The good news is that microfiber cleaning cloths are inexpensive and easy to come by. If you've had to buy glasses, you probably got s microfiber cloth free with your purchase. Some computers and smartphones come with one. Or you can buy one for a few dollars. Sony's official PS Vita Starter Kit includes a cleaning cloth (with the PS Vita logo, even), and other manufacturers like Rocketfish and Nyko also make them. Or you can pick one up at any optometrist, camera shop, or electronics store.

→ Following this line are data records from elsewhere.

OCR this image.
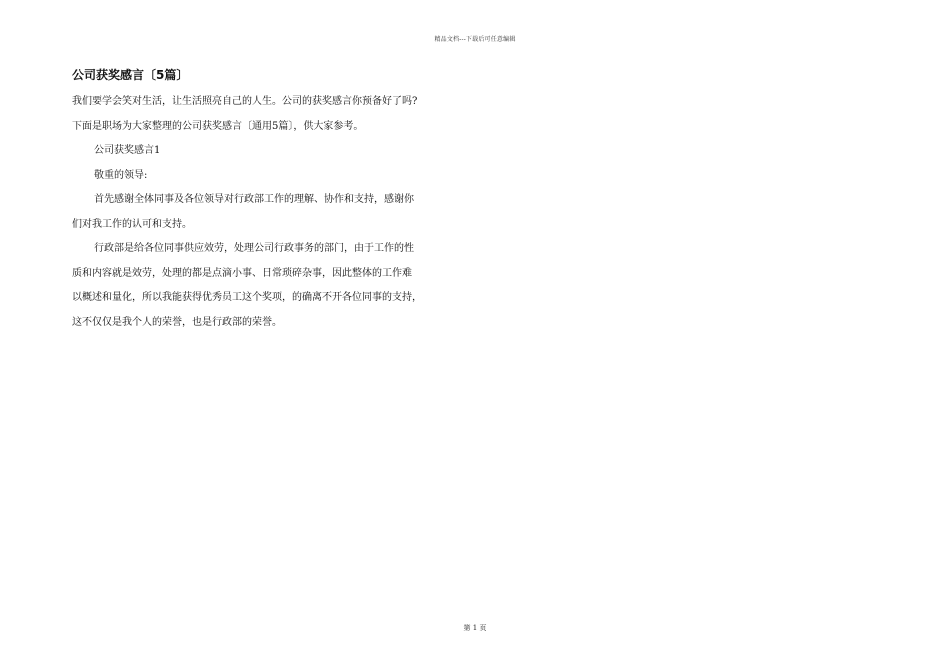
精品文档---下载后可任意编辑
公司获奖感言〔5篇〕
我们要学会笑对生活，让生活照亮自己的人生。公司的获奖感言你预备好了吗?
下面是职场为大家整理的公司获奖感言〔通用5篇〕，供大家参考。
公司获奖感言1
敬重的领导:
首先感谢全体同事及各位领导对行政部工作的理解、协作和支持，感谢你
们对我工作的认可和支持。
行政部是给各位同事供应效劳，处理公司行政事务的部门，由于工作的性
质和内容就是效劳，处理的都是点滴小事、日常琐碎杂事，因此整体的工作难
以概述和量化，所以我能获得优秀员工这个奖项，的确离不开各位同事的支持，
这不仅仅是我个人的荣誉，也是行政部的荣誉。
第 1 页
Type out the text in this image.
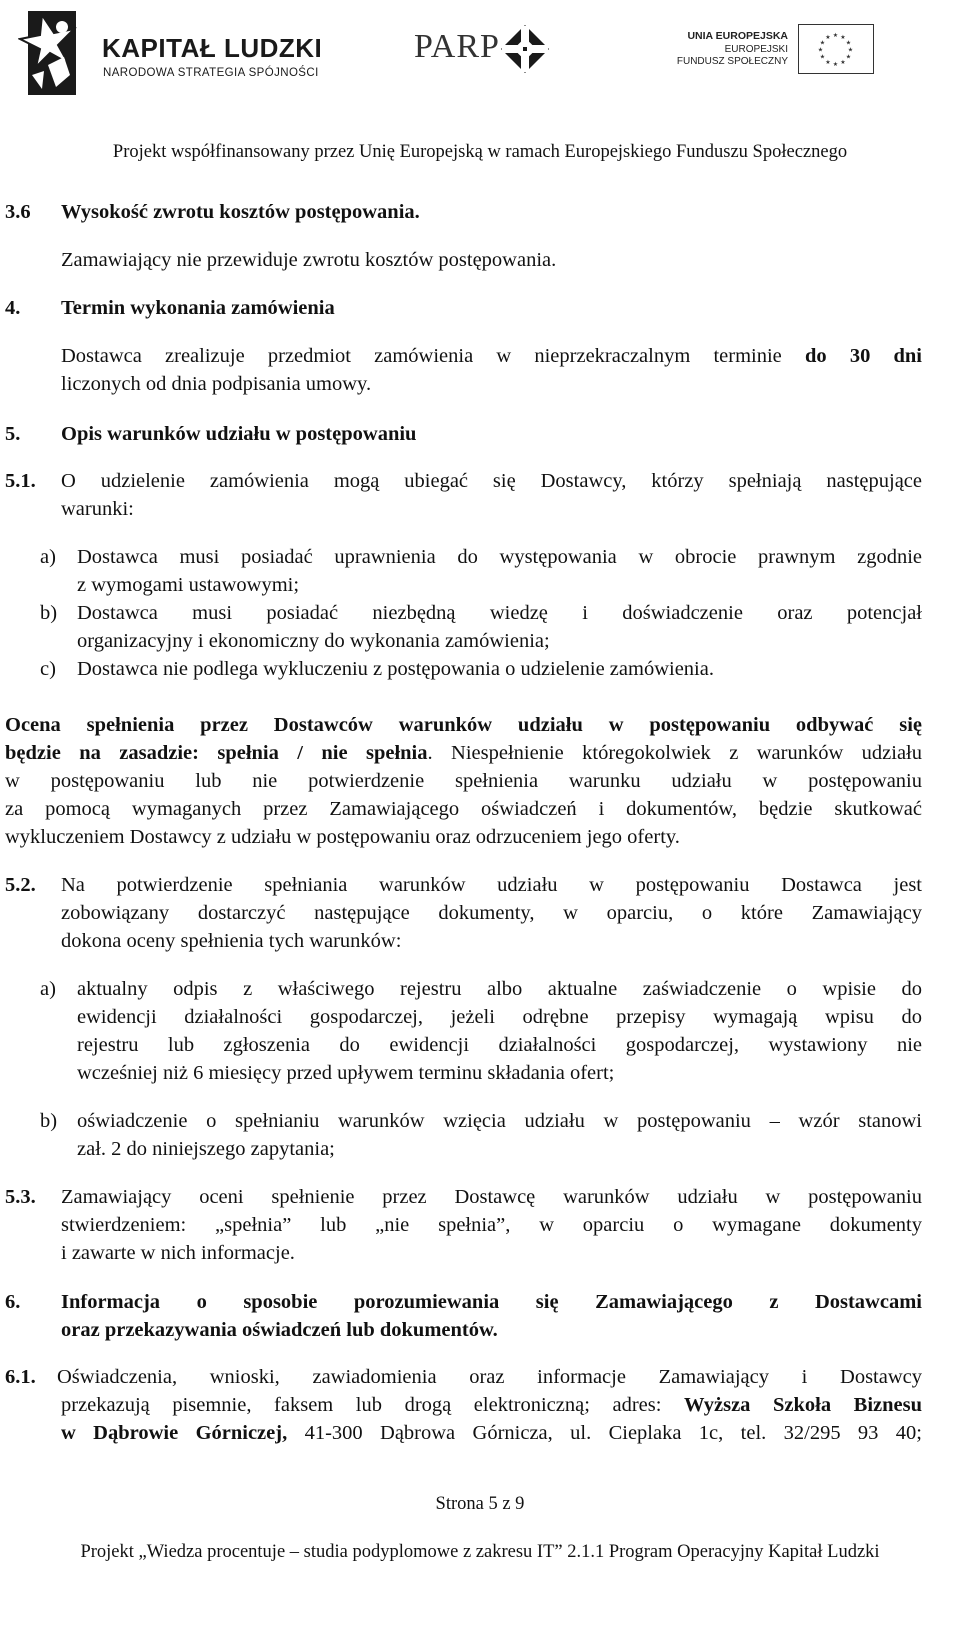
KAPITAŁ LUDZKI
NARODOWA STRATEGIA SPÓJNOŚCI
PARP	UNIA EUROPEJSKA
EUROPEJSKI
FUNDUSZ SPOŁECZNY
★ ★
★
★
★
★
★
★
★
★
★
★
Projekt współfinansowany przez Unię Europejską w ramach Europejskiego Funduszu Społecznego
3.6 Wysokość zwrotu kosztów postępowania.
Zamawiający nie przewiduje zwrotu kosztów postępowania.
4. Termin wykonania zamówienia
Dostawca zrealizuje przedmiot zamówienia w nieprzekraczalnym terminie do 30 dni
liczonych od dnia podpisania umowy.
5. Opis warunków udziału w postępowaniu
5.1. O udzielenie zamówienia mogą ubiegać się Dostawcy, którzy spełniają następujące
warunki:
a) Dostawca musi posiadać uprawnienia do występowania w obrocie prawnym zgodnie
z wymogami ustawowymi;
b) Dostawca musi posiadać niezbędną wiedzę i doświadczenie oraz potencjał
organizacyjny i ekonomiczny do wykonania zamówienia;
c) Dostawca nie podlega wykluczeniu z postępowania o udzielenie zamówienia.
Ocena spełnienia przez Dostawców warunków udziału w postępowaniu odbywać się
będzie na zasadzie: spełnia / nie spełnia. Niespełnienie któregokolwiek z warunków udziału
w postępowaniu lub nie potwierdzenie spełnienia warunku udziału w postępowaniu
za pomocą wymaganych przez Zamawiającego oświadczeń i dokumentów, będzie skutkować
wykluczeniem Dostawcy z udziału w postępowaniu oraz odrzuceniem jego oferty.
5.2. Na potwierdzenie spełniania warunków udziału w postępowaniu Dostawca jest
zobowiązany dostarczyć następujące dokumenty, w oparciu, o które Zamawiający
dokona oceny spełnienia tych warunków:
a) aktualny odpis z właściwego rejestru albo aktualne zaświadczenie o wpisie do
ewidencji działalności gospodarczej, jeżeli odrębne przepisy wymagają wpisu do
rejestru lub zgłoszenia do ewidencji działalności gospodarczej, wystawiony nie
wcześniej niż 6 miesięcy przed upływem terminu składania ofert;
b) oświadczenie o spełnianiu warunków wzięcia udziału w postępowaniu – wzór stanowi
zał. 2 do niniejszego zapytania;
5.3. Zamawiający oceni spełnienie przez Dostawcę warunków udziału w postępowaniu
stwierdzeniem: „spełnia” lub „nie spełnia”, w oparciu o wymagane dokumenty
i zawarte w nich informacje.
6. Informacja o sposobie porozumiewania się Zamawiającego z Dostawcami
oraz przekazywania oświadczeń lub dokumentów.
6.1. Oświadczenia, wnioski, zawiadomienia oraz informacje Zamawiający i Dostawcy
przekazują pisemnie, faksem lub drogą elektroniczną; adres: Wyższa Szkoła Biznesu
w Dąbrowie Górniczej, 41-300 Dąbrowa Górnicza, ul. Cieplaka 1c, tel. 32/295 93 40;
Strona 5 z 9
Projekt „Wiedza procentuje – studia podyplomowe z zakresu IT” 2.1.1 Program Operacyjny Kapitał Ludzki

On one hand, the more often you clean your screen, the more likely you are to get a scratch from a stray bit of dust. On the other hand, the more grime that builds up on the screen, the more likely there is to be something on there that will scratch once you do get around to cleaning it. So find a balance between obsessive polishing and avoiding cleaning until you can't see anything on the screen. Personally, I clean my screen whenever I can see enough smudges that they annoy me.
To Protect or Not?
One way to ensure your screen stays scratch-free is to use a screen protector. This is a thin, clear layer of adhesive film that covers the screen, but doesn't obscure it. The advantages are that if you do miss some dust and scratch the surface, or your PS Vita is rattling around in your bag with things that might damage it, the screen itself is protected. You can peel off the film and replace it, leaving the screen surface scratch-free. The disadvantage is that some films reduce the screen's responsiveness to touch. And since touch is your main input, that's not such a good thing.
If you have a good case for your PS Vita and you regularly keep it in that case when you're not using it, you may not need a protective film at all, even if you travel a lot. On the other hand, it may be better to be safe than sorry. If you do use a screen protector, Sony recommends using the official product to be sure your screen's touch sensitivity isn't impaired. There are other good brands, of course, but since this is such an inexpensive item, you're not going to save much by going third-party. At any rate, protective film can be easily removed if you find you don't like it.
The most important consideration when cleaning the screen (or lens) of any device is simply to take care. Pay attention to what you're doing and you should be able to avoid scratches and keep your screen clean and shiny for as long as you own your PS Vita.